でも、そうか。今までと変わらない。俺が気づいていなかっただけで、地獄はすごく身近な存在なのかもしれない。
「俺は、何も罪を背負っちゃいない」
俺は、先に地獄がある道を選んだ。
突き破るような勢いで、屋上の扉が開く。
「そんなことされてたまるか。貴様には罪がある!」
屋上に、さらにもう一人男が現れた。
男の割には長い髪。フレームなしのメガネに背広姿。いかにも仕事のできそうな若者だ。
しかし、それも普段であればの話だ。表情には怒気がうかべ、肩で息をしている。余裕がない。射抜くような視線は敵意を感じさせる。こいつは俺の敵だ。俺が国に飼われていた豚だとすれば、コイツは犬だ。
「罪だと。ふざけるな。俺は誰も殺していない。証拠だってある」
はっ。犬がさげすむように笑う。檻で暴れる動物を見て哀れむ視線だ。その檻は君には壊せないんだよ。とでも言うように続けた。

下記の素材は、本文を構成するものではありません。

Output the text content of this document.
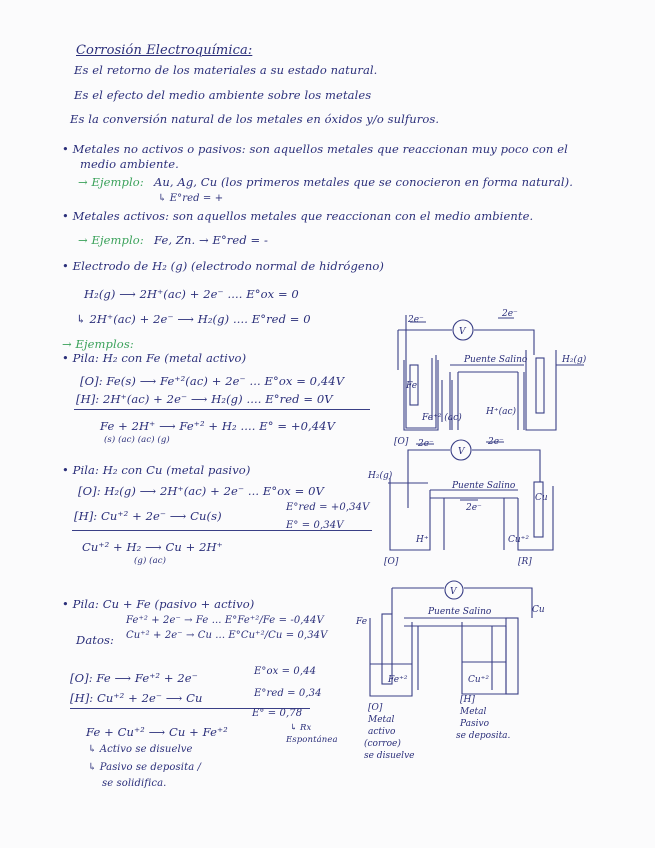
Corrosión Electroquímica:
Es el retorno de los materiales a su estado natural.
Es el efecto del medio ambiente sobre los metales
Es la conversión natural de los metales en óxidos y/o sulfuros.
• Metales no activos o pasivos: son aquellos metales que reaccionan muy poco con el
medio ambiente.
→ Ejemplo: Au, Ag, Cu (los primeros metales que se conocieron en forma natural).
↳ E°red = +
• Metales activos: son aquellos metales que reaccionan con el medio ambiente.
→ Ejemplo: Fe, Zn. → E°red = -
• Electrodo de H₂ (g) (electrodo normal de hidrógeno)
H₂(g) ⟶ 2H⁺(ac) + 2e⁻ .... E°ox = 0
↳ 2H⁺(ac) + 2e⁻ ⟶ H₂(g) .... E°red = 0
→ Ejemplos:
• Pila: H₂ con Fe (metal activo)
[O]: Fe(s) ⟶ Fe⁺²(ac) + 2e⁻ ... E°ox = 0,44V
[H]: 2H⁺(ac) + 2e⁻ ⟶ H₂(g) .... E°red = 0V
Fe + 2H⁺ ⟶ Fe⁺² + H₂ .... E° = +0,44V
(s) (ac) (ac) (g)
2e⁻
2e⁻
V
Puente Salino	H₂(g)
Fe
Fe⁺² (ac)
H⁺(ac)
[O]
• Pila: H₂ con Cu (metal pasivo)
[O]: H₂(g) ⟶ 2H⁺(ac) + 2e⁻ ... E°ox = 0V
[H]: Cu⁺² + 2e⁻ ⟶ Cu(s)
E°red = +0,34V
E° = 0,34V
Cu⁺² + H₂ ⟶ Cu + 2H⁺
(g) (ac)
H₂(g)
2e⁻	2e⁻
V
Puente Salino
2e⁻
Cu
H⁺	Cu⁺²
[O]	[R]
• Pila: Cu + Fe (pasivo + activo)
Datos:
Fe⁺² + 2e⁻ → Fe ... E°Fe⁺²/Fe = -0,44V
Cu⁺² + 2e⁻ → Cu ... E°Cu⁺²/Cu = 0,34V
[O]: Fe ⟶ Fe⁺² + 2e⁻
[H]: Cu⁺² + 2e⁻ ⟶ Cu
E°ox = 0,44
E°red = 0,34
E° = 0,78
↳ Rx
Espontánea
Fe + Cu⁺² ⟶ Cu + Fe⁺²
↳ Activo se disuelve
↳ Pasivo se deposita /
se solidifica.
V
Puente Salino
Fe
Cu
Fe⁺²	Cu⁺²
[O]
Metal
activo
(corroe)
se disuelve
[H]
Metal
Pasivo
se deposita.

「無罪の証明がなんだ。お前になにができる。いいか。お前は出された餌を食うことしかできない家畜だ。それに比べてこっちは屠殺の専門家だ。貴様等の小細工なんぞが通用する相手ではない」
「そう言う割には息が荒いぜ。プロが専門分野でずいぶん苦戦しているじゃないか」
男は苦虫を噛み潰した表情。青白い額には血管まで浮き出るようだ。
「豚は黙ってろ! 苦戦してるのは貴様にではない。そこの、豚を盗み食いしようとしている薄汚い狼にだ。コイツが誰だか知っているのか?」
「犬が血管浮き立たせて興奮しているところを見ると、国家権力者ではないらしいな。誰だろうが関係ない。敵の敵は味方。そんな簡単な話ではないだろうが、このままお前に捕まるよりはましだ」
ちらり、と協力者の顔を見る。コイツはまだ部外者だ。表情に余裕がある。いざとなれば俺の事を易々と切り捨てていくだろう。
「そいつらは非国民だ。国家が治める恒久平和の世を乱す蛮族。正義にたてつき、利己的な理由で破壊行為を繰り返す無法者。時に仲間の命さえ爆発させるテロリストだ!」
動揺が表情に出ないように苦心する。こいつ、テロリストだったのか。ニュースで何度もみかけた。過激派の恐ろしい団体。
だが、だからどうした。だからどうする。